Bagaimana dengan hidup kembali dari kematian otak?
Sementara kematian jantung memiliki kemungkinan jalan menuju pemulihan, kematian otak adalah cerita lain. Ketika seorang pasien dinyatakan mati otak, itu berarti otak mereka tidak dapat lagi mengirim sinyal ke tubuh yang mengendalikan fungsi -fungsi penting.
Untuk dinyatakan mati otak, dokter perlu mengidentifikasi masalah medis apa yang menyebabkan kerusakan otak dan mengesampingkan kondisi apa pun yang dapat menyebabkan gejala yang menyerupai kematian otak. Proses ini dapat melibatkan pencitraan otak menggunakan MRI, menguji fungsi neurologis dasar seperti refleks pelebaran pupil, dan memeriksa apakah pasien dapat bernafas sendiri.
Sesekali, a berita cerita muncul ke atas Tentang seorang pasien yang dinyatakan mati otak dan mengambil dukungan hidup, hanya bagi mereka untuk “hidup kembali.” Jadi, apakah pasien ini benar -benar bangkit dari kematian?

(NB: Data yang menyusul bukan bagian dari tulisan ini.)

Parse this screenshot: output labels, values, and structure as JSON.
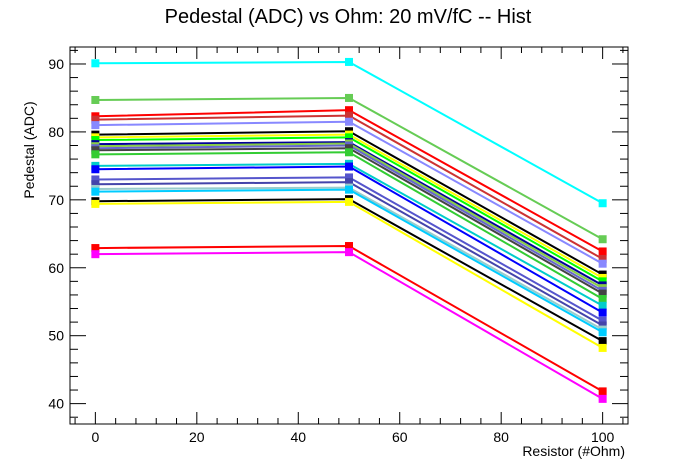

Kemungkinan besar, mungkin tidak. Definisi kematian otak adalah bahwa daerah dasar yang mendukung kehidupan otak begitu rusak sehingga mereka tidak akan dapat pulih, sehingga kematian otak bukanlah suatu kondisi yang dapat dibalik. Apa yang paling mungkin terjadi dalam kasus ketika seseorang yang diduga pulih adalah bahwa diagnosis asli kematian otak itu salah.
“Kesalahan telah dibuat di mana orang menyatakan otak mati kemudian ditemukan memiliki gerakan spontan yang seharusnya tidak mungkin,” Robert M. Sadeseorang profesor bedah di Universitas Kedokteran South Carolina, diceritakan Medscape Pada tahun 2018. “Dalam hampir semua kasus itu, penentuan kematian otak tidak dilakukan dengan benar.”